The tribe then uses the money they earned from selling the recycling to buy pancakes. We see that despite their poverty they can be happy, and we learn they have hopes for the future. They want to save enough money to move out of the vats and find a real place to live, where they won’t be hated and discriminated against because they are homeless. The kind people at the pancake house understand the tribe’s struggle, and they make them feel welcome there.

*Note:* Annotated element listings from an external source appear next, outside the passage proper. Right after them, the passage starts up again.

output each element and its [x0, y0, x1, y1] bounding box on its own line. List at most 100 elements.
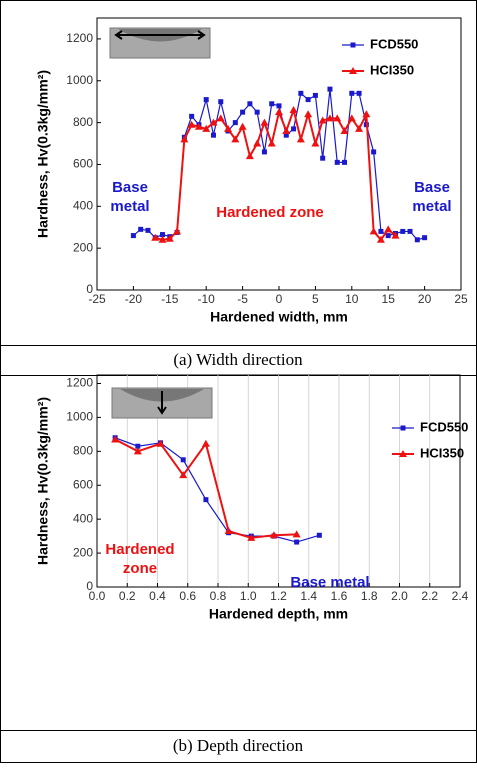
y-tick-label: 1000: [66, 73, 93, 87]
x-tick-label: 0.2: [119, 589, 136, 603]
marker: [165, 234, 174, 242]
marker: [369, 227, 378, 235]
legend-label: HCI350: [370, 62, 414, 77]
x-tick-label: -25: [88, 292, 106, 306]
x-tick-label: -15: [161, 292, 179, 306]
x-tick-label: 0.8: [210, 589, 227, 603]
marker: [238, 122, 247, 130]
y-tick-label: 600: [73, 477, 93, 491]
marker: [135, 443, 141, 449]
marker: [356, 90, 362, 96]
marker: [305, 97, 311, 103]
y-tick-label: 800: [73, 443, 93, 457]
marker: [311, 139, 320, 147]
caption: (b) Depth direction: [173, 736, 304, 755]
annotation: Base metal: [290, 574, 369, 591]
annotation: Hardened: [105, 541, 174, 558]
y-tick-label: 200: [73, 545, 93, 559]
marker: [289, 106, 298, 114]
marker: [247, 533, 256, 541]
y-tick-label: 1000: [66, 410, 93, 424]
marker: [334, 159, 340, 165]
x-axis-label: Hardened depth, mm: [209, 606, 348, 622]
x-tick-label: -20: [125, 292, 143, 306]
marker: [350, 42, 356, 48]
x-tick-label: 1.8: [361, 589, 378, 603]
legend-label: FCD550: [420, 419, 468, 434]
marker: [407, 228, 413, 234]
marker: [209, 118, 218, 126]
x-tick-label: 0.0: [89, 589, 106, 603]
marker: [378, 228, 384, 234]
marker: [414, 237, 420, 243]
marker: [194, 122, 203, 130]
marker: [253, 139, 262, 147]
caption: (a) Width direction: [173, 350, 303, 369]
x-tick-label: 15: [382, 292, 396, 306]
y-axis-label: Hardness, Hv(0.3kg/mm²): [35, 70, 51, 238]
marker: [216, 114, 225, 122]
series-line: [114, 437, 320, 543]
annotation: Base: [414, 179, 450, 196]
marker: [203, 497, 209, 503]
marker: [151, 233, 160, 241]
marker: [260, 118, 269, 126]
y-tick-label: 0: [86, 282, 93, 296]
annotation: metal: [110, 198, 149, 215]
marker: [189, 113, 195, 119]
marker: [327, 86, 333, 92]
marker: [224, 124, 233, 132]
marker: [312, 92, 318, 98]
marker: [218, 99, 224, 105]
marker: [160, 232, 166, 238]
legend-label: FCD550: [370, 36, 418, 51]
marker: [349, 90, 355, 96]
marker: [156, 439, 165, 447]
y-tick-label: 400: [73, 198, 93, 212]
y-tick-label: 1200: [66, 376, 93, 390]
marker: [347, 114, 356, 122]
y-tick-label: 1200: [66, 31, 93, 45]
annotation: zone: [123, 560, 157, 577]
marker: [342, 159, 348, 165]
x-tick-label: 0.4: [149, 589, 166, 603]
marker: [276, 103, 282, 109]
marker: [400, 228, 406, 234]
marker: [269, 101, 275, 107]
annotation: Base: [112, 179, 148, 196]
marker: [224, 527, 233, 535]
inset-arrow: [114, 30, 206, 40]
x-tick-label: 25: [454, 292, 468, 306]
marker: [316, 532, 322, 538]
y-tick-label: 400: [73, 511, 93, 525]
marker: [376, 235, 385, 243]
inset-arrow: [157, 391, 167, 415]
marker: [291, 126, 297, 132]
marker: [384, 225, 393, 233]
marker: [275, 108, 283, 116]
marker: [201, 439, 210, 447]
marker: [296, 135, 305, 143]
x-tick-label: 2.2: [421, 589, 438, 603]
legend-label: HCI350: [420, 445, 464, 460]
marker: [158, 235, 167, 243]
marker: [340, 126, 349, 134]
marker: [138, 226, 144, 232]
marker: [282, 126, 291, 134]
marker: [254, 109, 260, 115]
x-tick-label: 0.6: [179, 589, 196, 603]
y-tick-label: 600: [73, 157, 93, 171]
marker: [203, 97, 209, 103]
x-tick-label: 0: [276, 292, 283, 306]
x-tick-label: 2.0: [391, 589, 408, 603]
x-tick-label: 2.4: [452, 589, 469, 603]
x-tick-label: 20: [418, 292, 432, 306]
marker: [202, 124, 211, 132]
marker: [267, 139, 276, 147]
marker: [294, 539, 300, 545]
annotation: Hardened zone: [216, 204, 324, 221]
marker: [391, 231, 400, 239]
marker: [385, 233, 391, 239]
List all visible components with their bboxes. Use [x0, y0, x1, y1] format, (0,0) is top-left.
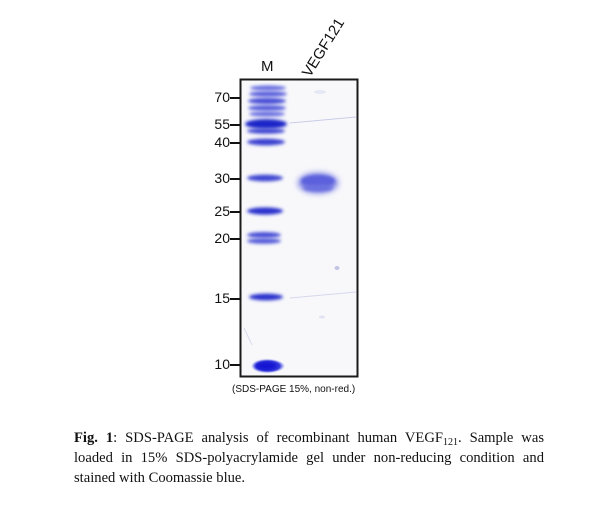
marker-band: [248, 105, 286, 111]
gel-speck: [314, 90, 326, 94]
marker-band-20: [247, 232, 281, 238]
gel-artifact-line: [289, 291, 357, 299]
ladder-tick: [230, 364, 240, 366]
marker-band-70: [248, 97, 286, 105]
caption-subscript: 121: [442, 437, 458, 448]
marker-lane: [245, 85, 287, 373]
gel-artifact-line: [243, 327, 253, 346]
sample-band: [301, 175, 335, 187]
lane-label-marker: M: [261, 58, 274, 75]
marker-band: [249, 91, 287, 97]
marker-band: [247, 238, 281, 244]
marker-band-55: [245, 119, 287, 129]
ladder-label-15: 15: [214, 290, 230, 306]
ladder-tick: [230, 142, 240, 144]
ladder-label-70: 70: [214, 89, 230, 105]
ladder-label-10: 10: [214, 356, 230, 372]
sample-band: [303, 184, 333, 192]
ladder-tick: [230, 124, 240, 126]
marker-band-15: [249, 293, 283, 301]
gel-artifact-line: [289, 116, 357, 124]
ladder-label-55: 55: [214, 116, 230, 132]
gel-speck: [334, 266, 340, 270]
ladder-tick: [230, 97, 240, 99]
gel-frame: [239, 78, 359, 378]
marker-band: [255, 361, 277, 371]
ladder-tick: [230, 298, 240, 300]
figure-caption: Fig. 1: SDS-PAGE analysis of recombinant…: [74, 428, 544, 488]
ladder-label-20: 20: [214, 230, 230, 246]
marker-band-40: [247, 138, 285, 146]
marker-band: [250, 85, 286, 91]
caption-text-end: . Sample was loaded in 15% SDS-polyacryl…: [74, 430, 544, 486]
marker-band: [247, 128, 285, 134]
gel-condition-caption: (SDS-PAGE 15%, non-red.): [232, 384, 356, 395]
marker-band-25: [247, 207, 283, 215]
gel-speck: [319, 315, 325, 319]
ladder-label-30: 30: [214, 170, 230, 186]
marker-band: [249, 111, 285, 117]
sample-lane: [298, 173, 338, 193]
ladder-label-40: 40: [214, 134, 230, 150]
ladder-tick: [230, 211, 240, 213]
ladder-tick: [230, 238, 240, 240]
figure-number: Fig. 1: [74, 430, 114, 446]
ladder-tick: [230, 178, 240, 180]
marker-band-30: [247, 174, 283, 182]
caption-text-start: : SDS-PAGE analysis of recombinant human…: [113, 430, 443, 446]
ladder-label-25: 25: [214, 203, 230, 219]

Back at the vats the tribe does its best to create a sense of family. They clear out heaps of junk and help Ilima create her own bedroom, like every teenage girl should have. They joke and write on the walls, filling the sad empty spaces with colorful artwork. Trent and Jodi and Ilima are happy, but Duncan seems sad and distant and doesn’t participate.

But Duncan is distant because he senses there is problem with Ilima, his true love. She is sick, and getting sicker. Her cough started in Act I, but was barely noticeable. As we approach the first hour break she is now hacking up blood. That’s why Duncan has been watching her with such worry for the last few scenes; she needs to see a doctor and he’s the only one who understands just how ill she really is.

But Trent and Jodi don’t have enough money to take her to a private doctor, and they are afraid of hospitals and social workers. If anyone finds out where they live, they could lose their home.

But Ilima’s health continues to deteriorate and soon she is trapped in bed with a dangerous fever. The tribe must do something or Ilima may die. The first hour ends with Ilima in bed with the rest of the tribe watching from the next room, worried.

At the start of the second hour, the tribe acts. Jodi sells her gold necklaces to raise money to buy medicine for Ilima – but it’s still not enough. Time is running out, so Jodi makes a drastic decision. Without telling anyone else in the tribe, she decides to prostitute herself on the street to raise the rest of the needed money for Ilima. She bathes, dresses in her most alluring clothes, puts on makeup and goes out.

She brings a man back to the vats, a young man named Xander, who attacks her. Trent tries to fight back, but Xander overpowers him. Duncan is quick and lethal and easily defeats the evil Xander and saves Jodi.

But Ilima is still sick, and Jodi and Trent have run out of options. Plus, Xander has seen the vats, and may bring others back to take over their home. It’s their darkest hour, and there seems to be no way out!

Then Duncan disappears and no one knows where he’s gone. Trent and Jodi are scared and worried -- they need Duncan more than ever, and he’s not there to help them.

Then -- Duncan returns with a suitcase that is full of clothes they need, plus – two thousand dollars! “We’re rich!” Jodi yells, holding up the wad of money. He doesn’t explain where or how he got it, but he has more than enough cash to bring Ilima to the hospital, and to help everyone escape the vats.

They don’t want to go, but they know they have no choice. The vats are no longer a secret, and Xander has sworn vengeance and promised to return. Plus, Duncan hints that he stole the money and the police will be looking for him, but he had to do it to help the tribe. Trent knows it’s best to take the money and for the tribe to split up. Trent and Jodi say goodbye to the vats forever, but they swear to Duncan and Ilima that they’ll all be together again someday.

Trent and Jodi go, leaving Duncan alone with Ilima. He gathers the sick girl up in arms and takes her outside and calls 911. The ambulance arrives and the paramedics load Ilima into the ambulance. Duncan takes one last look at the vats and then climbs in with her. The ambulance speeds away.

Paul e-mails the outline to Joel on a Friday night, and Joel phones him in the secret edit room on Saturday morning.

“This is beyond drama, it’s melodrama,” Joel says. “It’s perfect, I love it. When can I get a first cut?”